KemenPPA: Kekerasan Seksual Tak Bisa Diselesaikan di Luar Peradilan

Sedang Trending 2 minggu yang lalu

CNN Indonesia

Sabtu, 09 Nov 2024 08:40 WIB

KemenPPA menyebut tindak pidana kekerasan seksual tidak dapat diselesaikan di luar proses peradilan, dan korban berkuasa atas restitusi serta jasa pemulihan. Ilustasi korban pelecehan seksual. (Istockphoto/Markgoddard)

Jakarta, CNN Indonesia --

Kementerian Pemberdayaan Perempuan dan Perlindungan Anak (KemenPPA) menyebut tindak pidana kekerasan seksual tidak dapat diselesaikan di luar proses peradilan, dan korban berkuasa atas restitusi serta jasa pemulihan sesuai Undang-Undang Tindak Pidana Kekerasan Seksual (UU TPKS).

"Pasal 23 Undang-Undang Nomor 12 Tahun 2022 tentang TPKS menegaskan bahwa tindak pidana kekerasan seksual tidak dapat diselesaikan di luar proses peradilan, dan korban berkuasa atas restitusi serta jasa pemulihan sesuai Pasal 30 Undang-Undang tersebut," kata Deputi Bidang Perlindungan Khusus Anak Kemen-PPPA, Nahar, Jumat (8/11) seperti dikutip dari Antara.

Hal ini dikatakannya menanggapi kasus pemerkosaan nan menimpa dua kakak beradik berinisial KSH (16) dan DSA (15) di Purworejo, Jawa Tengah.

ADVERTISEMENT

SCROLL TO CONTINUE WITH CONTENT

Kemen-PPPA terus mengawal proses norma pelaku dan pemulihan bagi kedua korban kasus kekerasan seksual tersebut.

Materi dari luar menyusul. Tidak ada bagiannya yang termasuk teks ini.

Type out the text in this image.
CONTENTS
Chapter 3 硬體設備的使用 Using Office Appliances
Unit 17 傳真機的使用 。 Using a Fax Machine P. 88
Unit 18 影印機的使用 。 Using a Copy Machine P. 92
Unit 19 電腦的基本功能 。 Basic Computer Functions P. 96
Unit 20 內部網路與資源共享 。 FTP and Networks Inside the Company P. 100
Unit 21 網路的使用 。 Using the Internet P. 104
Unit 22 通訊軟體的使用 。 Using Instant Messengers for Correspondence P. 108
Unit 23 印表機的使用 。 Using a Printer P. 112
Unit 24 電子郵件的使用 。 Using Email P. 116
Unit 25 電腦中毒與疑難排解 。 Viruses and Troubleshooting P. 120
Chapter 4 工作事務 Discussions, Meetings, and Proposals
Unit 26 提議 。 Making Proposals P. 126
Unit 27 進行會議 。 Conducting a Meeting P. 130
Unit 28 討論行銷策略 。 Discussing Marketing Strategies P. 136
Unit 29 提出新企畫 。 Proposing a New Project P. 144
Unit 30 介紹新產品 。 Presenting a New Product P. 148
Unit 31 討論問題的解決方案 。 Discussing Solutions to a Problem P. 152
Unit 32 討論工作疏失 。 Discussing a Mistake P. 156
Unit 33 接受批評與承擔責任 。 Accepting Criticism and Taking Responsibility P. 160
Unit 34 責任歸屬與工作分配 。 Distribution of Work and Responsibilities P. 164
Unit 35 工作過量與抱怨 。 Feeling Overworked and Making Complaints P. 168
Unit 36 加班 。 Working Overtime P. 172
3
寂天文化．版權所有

"Kemen-PPPA telah berkoordinasi dengan UPTD PPA Provinsi Jawa Tengah, UPTD PPA Purworejo, dan abdi negara kepolisian dalam penanganan kasus ini. Koordinasi bakal terus dilakukan untuk memastikan korban mendapatkan perlindungan, pendampingan hukum, pemulihan psikologis, serta hak-haknya terpenuhi selama proses norma berjalan sesuai peraturan perundang-undangan nan berlaku," katanya.

Nahar mendukung upaya investigasi abdi negara kepolisian nan saat ini tetap berlangsung.

Menurut Nahar, para terlapor dapat dijerat Pasal 76D jo Pasal 81 dan/atau Pasal 76E jo Pasal 82 Undang-Undang Nomor 35 Tahun 2014 tentang Perubahan atas Undang-Undang Nomor 23 Tahun 2002 tentang Perlindungan Anak, dengan ancaman pidana hingga 15 tahun dan denda maksimal Rp5 miliar.

Selain itu, terlapor juga dapat dikenai pidana tambahan berupa pengumuman identitas, nan dikecualikan untuk anak nan berkonflik dengan norma (AKH) berasas Pasal 81 serta Pasal 82 Undang-Undang Nomor 17 Tahun 2016.

"Selain Undang-Undang Perlindungan Anak, para terlapor juga dapat dikenakan Pasal 6 Undang-Undang Nomor 12 Tahun 2022 tentang Tindak Pidana Kekerasan Seksual (TPKS). Tersangka nan diduga melakukan persetubuhan alias perbuatan cabul dapat dipidana hingga 12 tahun penjara alias denda paling banyak Rp300 juta," katanya.

(Antara/kid)

[Gambas:Video CNN]

Yuk, daftarkan email jika mau menerima Newsletter kami setiap awal pekan.

Dengan berlangganan, Anda menyepakatikebijakan privasi kami.